The convening brought together veteranos, emerging artists, and independent as well as organizationally affiliated practitioners and scholars, illuminating the diversity of the Latina/o experience from across the country. Participants served as delegates of their regions and communities, tracing their roots to many nations, some Spanish speaking and non-Spanish speaking, identifying on the queer spectrum, and embracing Native or African heritages as well.
The National Convening was made possible through the generous support of the Doris Duke Charitable Foundation and The Andrew W. Mellon Foundation. For a full list of donors, please download the convening program below.

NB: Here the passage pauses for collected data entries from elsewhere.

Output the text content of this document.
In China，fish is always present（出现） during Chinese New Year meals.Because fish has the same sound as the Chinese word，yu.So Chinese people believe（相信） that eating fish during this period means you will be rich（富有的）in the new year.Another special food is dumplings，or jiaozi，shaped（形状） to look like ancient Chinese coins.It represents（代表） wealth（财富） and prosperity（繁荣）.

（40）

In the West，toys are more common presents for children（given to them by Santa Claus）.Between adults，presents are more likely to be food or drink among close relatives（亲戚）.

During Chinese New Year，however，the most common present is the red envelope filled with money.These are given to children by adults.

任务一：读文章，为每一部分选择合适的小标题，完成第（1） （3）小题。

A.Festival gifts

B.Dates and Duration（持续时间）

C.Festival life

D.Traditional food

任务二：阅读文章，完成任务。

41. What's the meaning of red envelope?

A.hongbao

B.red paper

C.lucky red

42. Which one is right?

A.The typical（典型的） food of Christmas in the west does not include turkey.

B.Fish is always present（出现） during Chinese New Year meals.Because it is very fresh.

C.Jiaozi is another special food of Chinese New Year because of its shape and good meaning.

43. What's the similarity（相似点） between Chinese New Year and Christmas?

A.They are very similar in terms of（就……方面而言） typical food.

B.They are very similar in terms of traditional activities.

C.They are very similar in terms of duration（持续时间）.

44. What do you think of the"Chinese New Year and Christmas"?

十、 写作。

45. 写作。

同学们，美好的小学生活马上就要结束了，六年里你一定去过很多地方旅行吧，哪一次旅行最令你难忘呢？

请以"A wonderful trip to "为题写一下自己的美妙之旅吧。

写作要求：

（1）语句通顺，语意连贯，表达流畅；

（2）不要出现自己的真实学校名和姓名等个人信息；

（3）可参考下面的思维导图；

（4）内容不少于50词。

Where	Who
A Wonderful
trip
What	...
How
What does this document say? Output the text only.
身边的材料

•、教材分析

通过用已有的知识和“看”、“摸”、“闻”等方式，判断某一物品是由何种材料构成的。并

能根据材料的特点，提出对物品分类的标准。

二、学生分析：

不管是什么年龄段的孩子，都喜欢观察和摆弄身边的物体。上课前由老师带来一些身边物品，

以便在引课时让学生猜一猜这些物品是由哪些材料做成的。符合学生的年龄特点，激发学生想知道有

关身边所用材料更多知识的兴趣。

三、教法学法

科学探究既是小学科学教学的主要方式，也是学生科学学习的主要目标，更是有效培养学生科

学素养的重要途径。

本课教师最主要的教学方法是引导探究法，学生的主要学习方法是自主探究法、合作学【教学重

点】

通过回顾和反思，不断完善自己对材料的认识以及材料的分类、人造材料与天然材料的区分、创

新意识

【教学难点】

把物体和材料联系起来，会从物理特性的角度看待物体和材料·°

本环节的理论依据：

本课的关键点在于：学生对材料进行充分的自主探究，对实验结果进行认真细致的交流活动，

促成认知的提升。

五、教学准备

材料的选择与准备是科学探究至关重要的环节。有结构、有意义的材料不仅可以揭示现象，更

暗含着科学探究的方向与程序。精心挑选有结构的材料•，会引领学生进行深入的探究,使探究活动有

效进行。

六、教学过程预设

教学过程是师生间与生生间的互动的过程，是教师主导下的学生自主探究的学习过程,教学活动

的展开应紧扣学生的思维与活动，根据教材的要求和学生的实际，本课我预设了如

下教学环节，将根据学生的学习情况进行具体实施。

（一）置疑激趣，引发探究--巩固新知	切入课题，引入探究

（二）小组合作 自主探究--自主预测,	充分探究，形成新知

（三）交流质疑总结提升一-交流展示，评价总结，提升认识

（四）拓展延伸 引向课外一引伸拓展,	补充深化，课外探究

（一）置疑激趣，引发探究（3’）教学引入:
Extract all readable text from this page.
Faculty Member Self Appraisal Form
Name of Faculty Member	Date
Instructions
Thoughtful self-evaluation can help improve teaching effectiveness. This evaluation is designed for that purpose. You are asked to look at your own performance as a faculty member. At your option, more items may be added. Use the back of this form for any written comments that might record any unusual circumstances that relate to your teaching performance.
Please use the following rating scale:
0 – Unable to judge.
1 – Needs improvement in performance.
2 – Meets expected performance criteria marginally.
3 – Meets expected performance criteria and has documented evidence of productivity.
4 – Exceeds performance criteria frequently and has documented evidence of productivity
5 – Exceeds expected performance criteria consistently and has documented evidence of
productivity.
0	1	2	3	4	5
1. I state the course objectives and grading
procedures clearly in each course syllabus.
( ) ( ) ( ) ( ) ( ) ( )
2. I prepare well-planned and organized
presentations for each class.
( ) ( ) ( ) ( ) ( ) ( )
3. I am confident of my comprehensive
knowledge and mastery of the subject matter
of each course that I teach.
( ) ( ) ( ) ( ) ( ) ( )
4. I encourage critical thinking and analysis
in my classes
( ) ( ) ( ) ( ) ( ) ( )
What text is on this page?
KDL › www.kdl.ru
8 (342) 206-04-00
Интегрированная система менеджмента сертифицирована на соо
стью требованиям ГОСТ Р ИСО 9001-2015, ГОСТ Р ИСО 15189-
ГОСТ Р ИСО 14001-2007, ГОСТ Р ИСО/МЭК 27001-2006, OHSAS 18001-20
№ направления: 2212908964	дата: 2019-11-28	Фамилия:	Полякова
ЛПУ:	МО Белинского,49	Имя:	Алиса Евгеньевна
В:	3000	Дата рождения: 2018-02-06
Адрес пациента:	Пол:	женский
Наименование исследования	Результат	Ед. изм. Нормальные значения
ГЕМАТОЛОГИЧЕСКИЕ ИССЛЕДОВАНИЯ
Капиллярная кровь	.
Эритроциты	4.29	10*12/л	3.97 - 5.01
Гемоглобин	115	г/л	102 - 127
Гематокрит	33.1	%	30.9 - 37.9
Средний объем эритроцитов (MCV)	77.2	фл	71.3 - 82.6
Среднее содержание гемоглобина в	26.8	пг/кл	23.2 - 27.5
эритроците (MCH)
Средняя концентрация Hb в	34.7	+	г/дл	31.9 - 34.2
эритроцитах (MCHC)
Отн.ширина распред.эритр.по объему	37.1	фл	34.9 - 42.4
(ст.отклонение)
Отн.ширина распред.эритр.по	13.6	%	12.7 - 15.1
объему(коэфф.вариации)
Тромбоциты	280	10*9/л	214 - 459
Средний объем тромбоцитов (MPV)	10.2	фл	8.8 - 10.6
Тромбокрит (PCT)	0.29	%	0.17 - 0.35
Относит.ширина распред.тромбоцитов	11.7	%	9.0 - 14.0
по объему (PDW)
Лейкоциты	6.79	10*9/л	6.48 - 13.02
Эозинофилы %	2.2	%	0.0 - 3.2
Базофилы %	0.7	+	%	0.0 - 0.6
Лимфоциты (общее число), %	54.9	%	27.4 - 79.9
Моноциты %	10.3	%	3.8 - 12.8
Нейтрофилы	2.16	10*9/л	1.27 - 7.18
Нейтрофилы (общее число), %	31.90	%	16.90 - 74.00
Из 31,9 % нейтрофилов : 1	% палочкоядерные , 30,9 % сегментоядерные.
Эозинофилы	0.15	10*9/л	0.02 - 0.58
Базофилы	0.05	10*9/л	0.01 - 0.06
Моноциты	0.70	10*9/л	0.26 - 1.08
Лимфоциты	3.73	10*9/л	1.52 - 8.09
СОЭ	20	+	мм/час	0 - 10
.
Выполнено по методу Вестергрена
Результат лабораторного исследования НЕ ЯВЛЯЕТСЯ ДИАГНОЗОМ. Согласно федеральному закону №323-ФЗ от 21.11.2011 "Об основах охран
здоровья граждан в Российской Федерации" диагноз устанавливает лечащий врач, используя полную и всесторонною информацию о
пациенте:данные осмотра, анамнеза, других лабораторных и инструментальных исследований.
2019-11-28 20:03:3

- Download the LTC National Convening press release in English | in Spanish.
- For the full convening program click here.
- To watch the convening in the HowlRound TV archive or read about it, click here.
What are the future goals of the Latina/o Theatre Commons?
The Maria Irene Fornes Center for the Advancement of Latina/o Theatre:
Within the next decade the Latina/o Theatre Commons intends to establish a Center for the advancement of our work in honor of Maria Irene Fornes, whose influence and mentorship gave birth to a generation of Latina/o writers and thinkers.
The Latina/o Theatre Commons promotes the breadth of Latina/o theater across the nation. Our work is many-faceted both in its ethnic and cultural diversity, as well as in its content and aesthetic. We therefore continually call into question and seek to explore how we and the entire theater-making community define Latinidad. We provide knowledge of the field—of the artists, the canon, and the current state of the art—to Latina/o and non-Latina/o theater-makers, educators, and organizations. We are the New Americans. The Latina/o experience is always at least bi-cultural. Latina/o theater makers create theatrical events from a bi-, tri-, or many-cultured point of view. In a nation that will soon be more ethnically mixed than not, Latina/o theater makers re-imagine the American dramatic narrative.